11.    Some of Shiva’s language critiquing of industrial agriculture:

         a.      “For me, technology is a tool and you look at what the tools do. In the case of agriculture, a tool is a very small component. The soil fertility decides how much you'll get, whether you have irrigation or not that decides how much output you have. The potential of the seed decides. The biodiversity intensification decides. The reason our systems produce more is we intensify biodiversity. And the more biodiversity there is, the more nutrition per acre there is. The industrial system which is called the use of technology actually kills—destroys—biodiversity, has destroyed the fertility of soils, that intensive agriculture that's producing less food per acre is producing more commodities per acre.
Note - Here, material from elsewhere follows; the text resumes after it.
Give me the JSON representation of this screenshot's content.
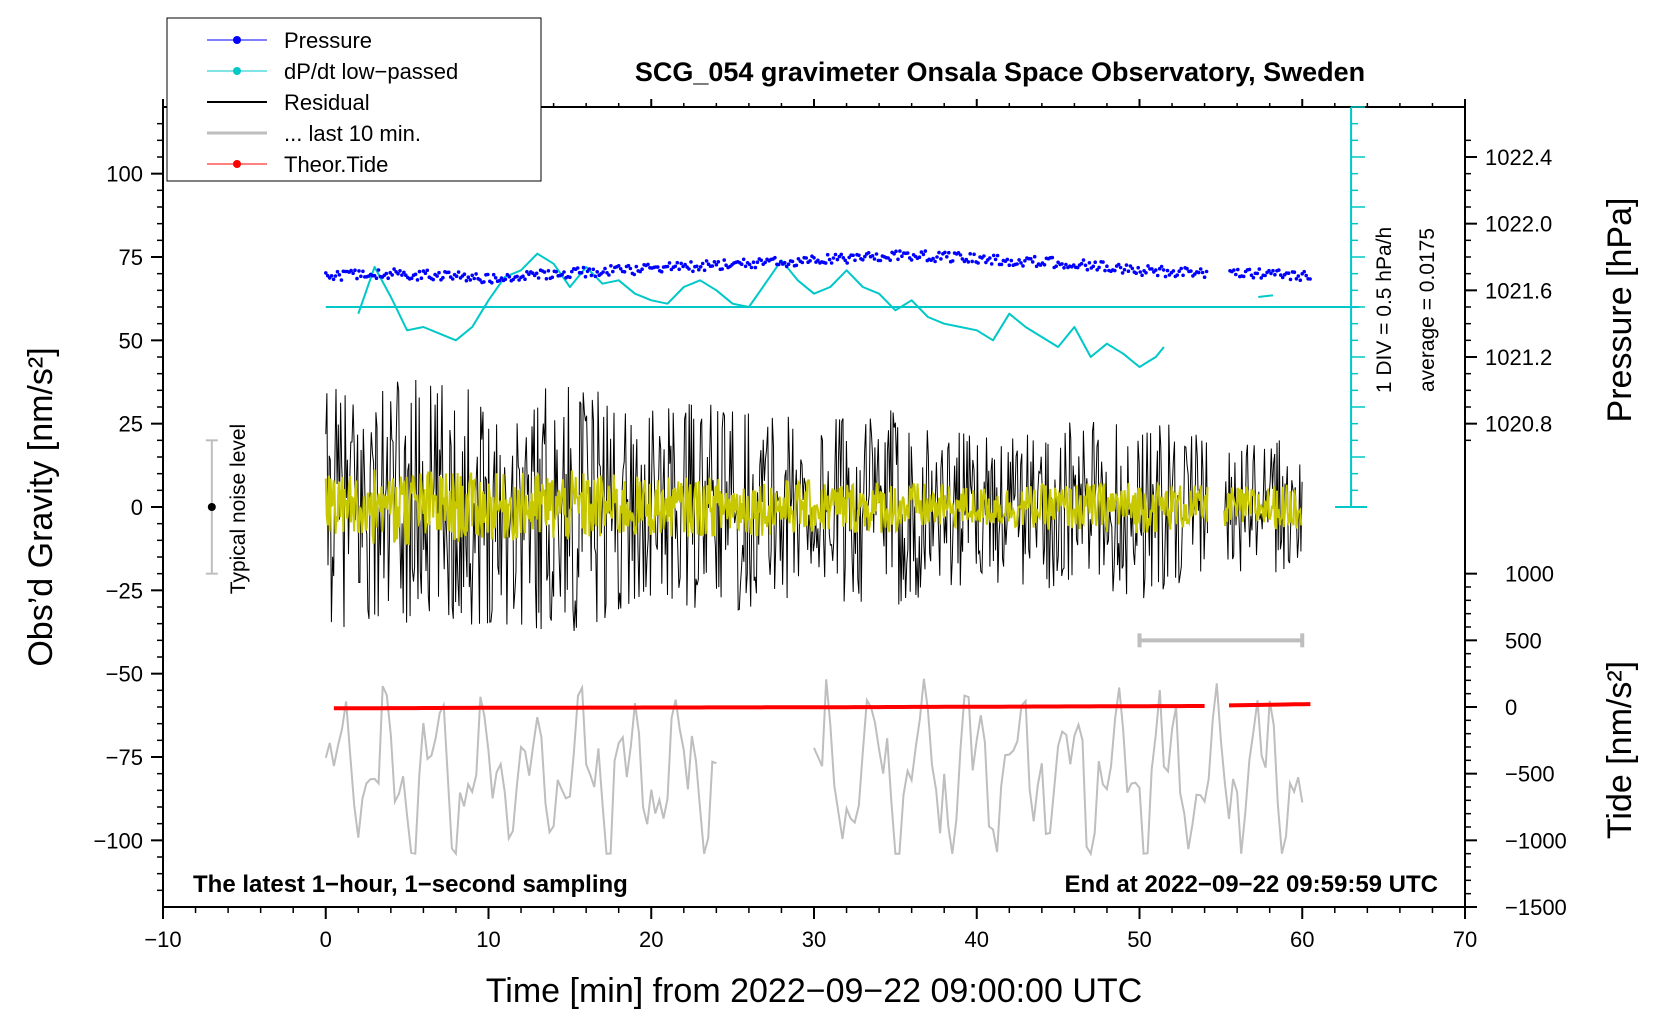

But commodities are going to drive cars as biofuels, they're going to torture animal as animal feed. That's not a food system. The first issue about industrial agriculture is it is destroying the planet. The second issue is that it's giving us nutritionally empty commodities with no micronutrients, no trace elements and that's why we have so many new diseases, which also need to be looked at much more. The impact of toxics need to be looked at much more. The third aspect is the fact that industrial agriculture, which uses 10 times more input than it produces food and also uses 10 times more finances than it can earn for the farmer—it's a negative economy. Farmers trapped in this negative economy is the reason family farms have disappeared, is the reason our small peasants are being pushed off the land, when there are systems of farming that can give meaningful viable livelihoods that protect the livelihood of farmers.”


Study Questions for Monsanto vs Vandana Shiva on Genetically Modified Organisms

 

1.         Discuss the controversy over GMO labeling. Does Monsanto support GMO labeling? Explain.

2.         Discuss the debate over patenting seeds. Why does Vandana Shiva think GMOs involve “biopiracy?” Explain.

3.         Explain the difference between herbicide tolerant and pest resistant GMO crops. Give examples of each.

4.         Explain Monsanto’s comparison between skepticism toward GMOs and skepticism toward the use of vaccines. Do you think it a good one?

5.         Describe some of the differences between the industrial agriculture Vandana Shiva’s opposes the ecological agriculture she supports.